Forecasting – Finding The Right Balance Between Modeling And Blueprinting
Modern technology is increasingly likely to allow the possibility of developing models for projections in areas such as epidemiological trends, human resources, and resource requirements for health care. However, such models need to be context-specific and driven by the local situation.
Scaling Up for MDGs
Global influences such as Millennium Development Goals, WHO’s 3-by-5 HIV/AIDS initiative, UNAIDS ‘road towards universal access’ to HIV prevention and AIDS treatment care and support by 2010 and others call for scaling up different interventions in many countries in order to achieve international targets. This puts significant pressure on health planning systems at different levels (subnational, national/country, region) to align health resources for the achievement of objectives both at the program level and at the wider health system level.

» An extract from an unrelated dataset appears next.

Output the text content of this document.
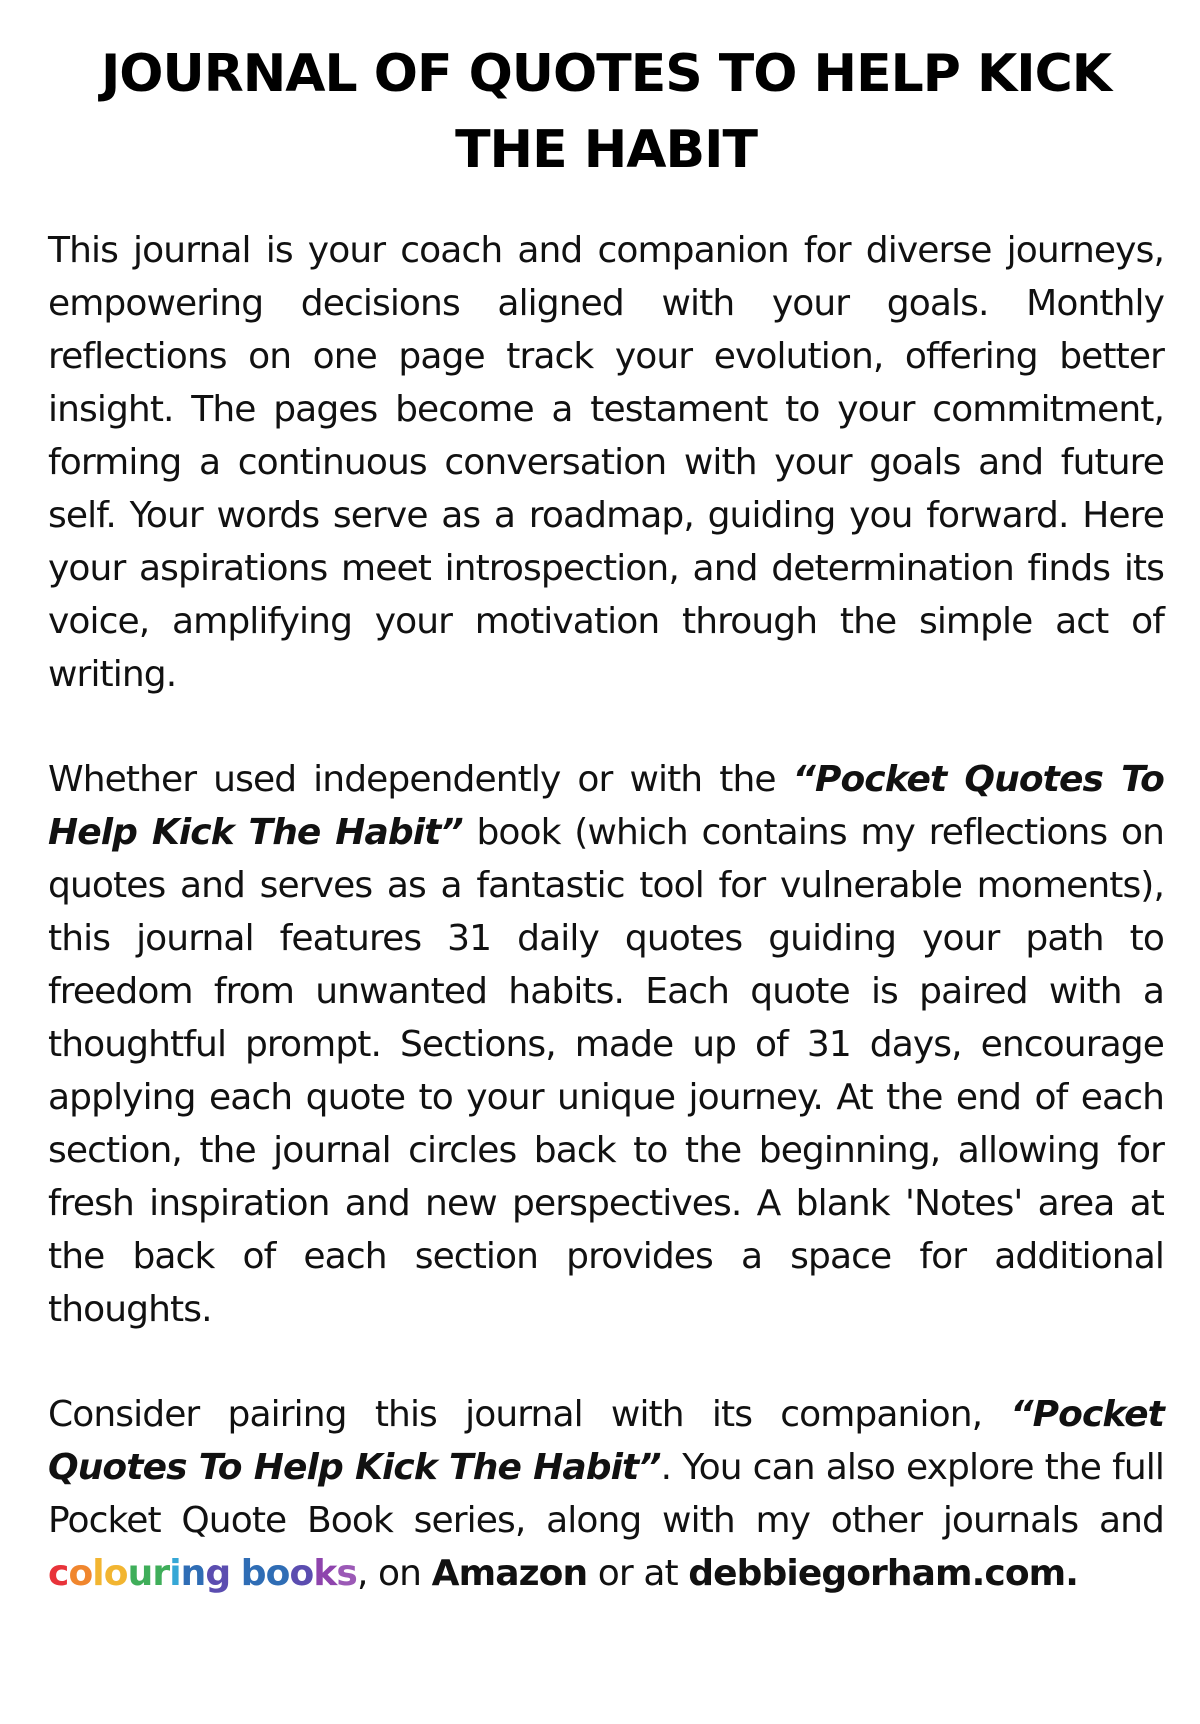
JOURNAL OF QUOTES TO HELP KICK THE HABIT

This journal is your coach and companion for diverse journeys, empowering decisions aligned with your goals. Monthly reflections on one page track your evolution, offering better insight. The pages become a testament to your commitment, forming a continuous conversation with your goals and future self. Your words serve as a roadmap, guiding you forward. Here your aspirations meet introspection, and determination finds its voice, amplifying your motivation through the simple act of writing.

Whether used independently or with the “Pocket Quotes To Help Kick The Habit” book (which contains my reflections on quotes and serves as a fantastic tool for vulnerable moments), this journal features 31 daily quotes guiding your path to freedom from unwanted habits. Each quote is paired with a thoughtful prompt. Sections, made up of 31 days, encourage applying each quote to your unique journey. At the end of each section, the journal circles back to the beginning, allowing for fresh inspiration and new perspectives. A blank 'Notes' area at the back of each section provides a space for additional thoughts.

Consider pairing this journal with its companion, “Pocket Quotes To Help Kick The Habit”. You can also explore the full Pocket Quote Book series, along with my other journals and colouring books, on Amazon or at debbiegorham.com.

This poses an important and difficult planning question: What interventions will work on a larger scale as effectively as they were piloted? Many small-scale initiatives at the subnational level may not be appropriate to the whole country. On the other hand, issues such as social insurance may only be applicable at the larger scale.
Developing And Harnessing New Approaches To Health Planning
Health planning needs to evolve constantly and is developing for new techniques. There are significant potential opportunities becoming available through technology to collect and analyze data in ways that have the potential to enhance planning decisions. Geographical mapping and the linkage of local information to IT-based HMIS systems such as the application of geographical information systems for epidemiological surveillance (WHO, 1999) or establishment of a seasonal climate forecasting system for operational use by different sectors, including planning the health services (Thomson et al., 2000) provide exciting possibilities for understanding health needs and exploring options to respond to these.
Health planning is a complex process with at least three distinctive features (health being a labor-intensive sector, complex relationships between different actors, and the balance between clinical and public health perspectives). Planning is the product of values, techniques, and power relationships between different groups. Health planning is a continuous process and the production of a plan should not be seen as the end product of this process.
Approaches to planning will vary depending on the wider societal principles of decision making. There are various stages within the health planning cycle, with inevitable iterations. Presently, health planning faces a number of challenges and ultimately is an art of maneuvering within existing circumstances to achieve the desired objectives.